Novos lançamentos de produto movimentam o setor
Dois lançamentos recentes sinalizam que as fabricantes líderes estão investindo em nichos específicos. A DeWalt apresentou uma nova linha de grampeadores e pregos pneumáticos voltada ao segmento de materiais de construção leve, com destaque publicado pelo LBM Journal em janeiro de 2026. A linha mira a construção modular e a montagem de estruturas em madeira, um mercado em crescimento dentro do setor habitacional norte-americano e com avanço também no Brasil. Já a K-Tool International anunciou uma nova chave de impacto pneumática com foco no mercado de reparação automotiva e funilaria, cobertura realizada pelo Body Shop Business em abril de 2025.

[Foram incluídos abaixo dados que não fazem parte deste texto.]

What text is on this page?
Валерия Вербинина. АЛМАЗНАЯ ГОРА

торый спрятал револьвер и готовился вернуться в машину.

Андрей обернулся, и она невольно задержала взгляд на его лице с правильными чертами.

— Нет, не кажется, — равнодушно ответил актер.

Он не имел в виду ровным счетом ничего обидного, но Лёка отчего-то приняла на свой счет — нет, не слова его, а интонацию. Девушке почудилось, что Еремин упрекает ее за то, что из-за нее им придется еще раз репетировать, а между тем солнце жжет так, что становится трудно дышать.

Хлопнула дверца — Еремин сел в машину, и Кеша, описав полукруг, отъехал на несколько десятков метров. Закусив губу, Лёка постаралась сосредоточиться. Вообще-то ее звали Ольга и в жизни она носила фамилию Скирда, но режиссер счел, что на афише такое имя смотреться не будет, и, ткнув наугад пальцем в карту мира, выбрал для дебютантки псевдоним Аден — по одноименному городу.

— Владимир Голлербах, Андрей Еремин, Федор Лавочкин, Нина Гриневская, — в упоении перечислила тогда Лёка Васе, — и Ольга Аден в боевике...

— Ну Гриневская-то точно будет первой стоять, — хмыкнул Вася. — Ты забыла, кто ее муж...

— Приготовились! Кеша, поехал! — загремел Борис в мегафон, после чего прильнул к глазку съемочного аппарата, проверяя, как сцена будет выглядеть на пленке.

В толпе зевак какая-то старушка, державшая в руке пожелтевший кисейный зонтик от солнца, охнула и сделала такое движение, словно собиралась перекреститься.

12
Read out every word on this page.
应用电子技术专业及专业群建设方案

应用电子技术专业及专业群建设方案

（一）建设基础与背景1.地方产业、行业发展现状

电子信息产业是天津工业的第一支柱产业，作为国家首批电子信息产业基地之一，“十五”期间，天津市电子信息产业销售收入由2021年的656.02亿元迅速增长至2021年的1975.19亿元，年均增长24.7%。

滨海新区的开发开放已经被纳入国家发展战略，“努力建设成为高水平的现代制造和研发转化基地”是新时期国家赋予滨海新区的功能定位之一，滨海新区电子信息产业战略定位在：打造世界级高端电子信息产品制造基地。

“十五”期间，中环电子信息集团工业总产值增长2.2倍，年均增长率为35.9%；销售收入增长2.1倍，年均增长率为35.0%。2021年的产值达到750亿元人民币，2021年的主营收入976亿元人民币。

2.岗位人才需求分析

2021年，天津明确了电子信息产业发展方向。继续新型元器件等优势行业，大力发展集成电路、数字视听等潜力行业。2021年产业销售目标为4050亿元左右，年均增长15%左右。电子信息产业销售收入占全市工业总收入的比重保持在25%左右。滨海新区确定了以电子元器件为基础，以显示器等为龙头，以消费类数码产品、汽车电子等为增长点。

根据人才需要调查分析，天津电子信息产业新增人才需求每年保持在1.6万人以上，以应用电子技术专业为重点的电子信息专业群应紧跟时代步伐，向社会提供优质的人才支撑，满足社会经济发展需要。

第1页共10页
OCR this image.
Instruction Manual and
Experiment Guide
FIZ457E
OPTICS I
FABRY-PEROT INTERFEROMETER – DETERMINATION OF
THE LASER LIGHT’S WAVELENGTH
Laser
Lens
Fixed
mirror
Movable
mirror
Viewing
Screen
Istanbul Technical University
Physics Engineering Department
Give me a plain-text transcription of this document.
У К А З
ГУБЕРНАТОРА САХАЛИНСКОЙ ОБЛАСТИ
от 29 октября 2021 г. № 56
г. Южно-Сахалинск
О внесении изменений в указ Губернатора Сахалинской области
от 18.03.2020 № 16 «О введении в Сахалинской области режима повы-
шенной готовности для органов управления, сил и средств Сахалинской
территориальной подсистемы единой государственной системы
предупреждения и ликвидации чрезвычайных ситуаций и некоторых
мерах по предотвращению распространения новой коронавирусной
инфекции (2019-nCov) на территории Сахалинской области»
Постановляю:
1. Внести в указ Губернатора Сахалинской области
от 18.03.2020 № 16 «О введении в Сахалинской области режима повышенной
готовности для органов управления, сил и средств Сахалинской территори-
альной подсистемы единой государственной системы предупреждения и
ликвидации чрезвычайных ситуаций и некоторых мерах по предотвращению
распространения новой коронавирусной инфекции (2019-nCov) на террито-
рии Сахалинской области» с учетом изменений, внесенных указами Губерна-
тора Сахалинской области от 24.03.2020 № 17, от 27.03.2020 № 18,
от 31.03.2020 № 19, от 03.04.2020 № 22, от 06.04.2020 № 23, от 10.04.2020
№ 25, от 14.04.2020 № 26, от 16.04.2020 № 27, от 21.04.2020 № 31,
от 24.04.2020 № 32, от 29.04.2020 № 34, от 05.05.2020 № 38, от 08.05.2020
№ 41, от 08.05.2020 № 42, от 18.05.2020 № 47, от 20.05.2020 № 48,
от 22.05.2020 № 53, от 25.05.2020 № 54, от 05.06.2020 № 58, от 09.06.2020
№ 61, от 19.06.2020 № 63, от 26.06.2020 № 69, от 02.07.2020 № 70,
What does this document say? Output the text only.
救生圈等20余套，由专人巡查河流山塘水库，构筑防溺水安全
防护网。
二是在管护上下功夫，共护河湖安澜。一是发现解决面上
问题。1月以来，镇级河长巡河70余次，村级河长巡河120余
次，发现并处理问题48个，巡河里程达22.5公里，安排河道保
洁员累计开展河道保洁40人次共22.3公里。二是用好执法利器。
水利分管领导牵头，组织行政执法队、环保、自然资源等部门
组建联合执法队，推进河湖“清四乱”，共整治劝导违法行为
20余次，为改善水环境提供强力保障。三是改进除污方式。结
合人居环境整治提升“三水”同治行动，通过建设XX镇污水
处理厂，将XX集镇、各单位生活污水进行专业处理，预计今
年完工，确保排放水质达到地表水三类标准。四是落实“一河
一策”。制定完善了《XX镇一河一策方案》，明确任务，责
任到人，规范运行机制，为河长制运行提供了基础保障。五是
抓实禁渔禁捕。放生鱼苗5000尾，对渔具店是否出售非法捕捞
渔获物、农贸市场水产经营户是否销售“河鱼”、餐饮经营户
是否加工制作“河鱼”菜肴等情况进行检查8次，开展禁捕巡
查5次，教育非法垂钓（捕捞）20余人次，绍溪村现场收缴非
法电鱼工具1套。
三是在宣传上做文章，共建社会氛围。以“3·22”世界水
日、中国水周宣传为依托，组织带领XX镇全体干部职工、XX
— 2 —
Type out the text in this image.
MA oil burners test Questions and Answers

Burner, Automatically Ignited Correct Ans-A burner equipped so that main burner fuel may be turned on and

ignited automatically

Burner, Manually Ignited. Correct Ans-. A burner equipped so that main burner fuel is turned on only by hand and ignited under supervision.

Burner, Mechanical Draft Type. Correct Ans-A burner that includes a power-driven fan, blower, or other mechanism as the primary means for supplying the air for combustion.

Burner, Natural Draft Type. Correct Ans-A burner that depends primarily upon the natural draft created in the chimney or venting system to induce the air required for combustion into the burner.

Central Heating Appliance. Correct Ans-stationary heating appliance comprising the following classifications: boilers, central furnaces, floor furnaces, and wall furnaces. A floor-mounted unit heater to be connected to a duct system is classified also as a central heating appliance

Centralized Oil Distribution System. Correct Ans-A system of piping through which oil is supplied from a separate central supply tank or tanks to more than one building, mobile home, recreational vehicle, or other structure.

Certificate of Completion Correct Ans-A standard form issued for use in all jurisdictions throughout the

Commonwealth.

Os movimentos das duas empresas seguem lógicas distintas. A DeWalt aposta na diversificação para a construção; a K-Tool concentra esforços no pós-venda automotivo, segmento que cresce à medida que a frota de veículos envelhece e a demanda por manutenção aumenta. Ambos os nichos têm presença relevante no parque industrial brasileiro.
O cenário brasileiro dentro da tendência global
No Brasil, a expansão do setor de ferramentas pneumáticas encontra terreno fértil no aquecimento da construção civil. Cidades como Chapecó, no oeste catarinense, registraram boom imobiliário nos últimos anos, e mercados como Florianópolis e Balneário Camboriú seguem com forte demanda por obras residenciais e comerciais. Ao mesmo tempo, o segmento de manutenção automotiva cresce com a frota nacional, que passou de 115 milhões de veículos em 2023, segundo o Denatran.
A variável cambial, porém, pesa sobre o setor. Grande parte das ferramentas pneumáticas comercializadas no Brasil é importada, e a desvalorização do real frente ao dólar pressiona os preços ao consumidor final e os margens dos distribuidores. Mesmo assim, a demanda doméstica por equipamentos de fixação e montagem industrial mantém trajetória de crescimento, sustentada pelos setores de infraestrutura e habitação.
O relatório da Business Research Industry não detalha a participação do Brasil no mercado global, mas o país figura entre os maiores consumidores de ferramentas industriais da América Latina, posição que tende a se manter com as obras previstas no Programa de Aceleração do Crescimento (PAC) e os investimentos privados no setor imobiliário. Em 2024, o IBGE registrou crescimento de 4,3% na produção da indústria de transformação, com destaque para fabricação de máquinas e equipamentos.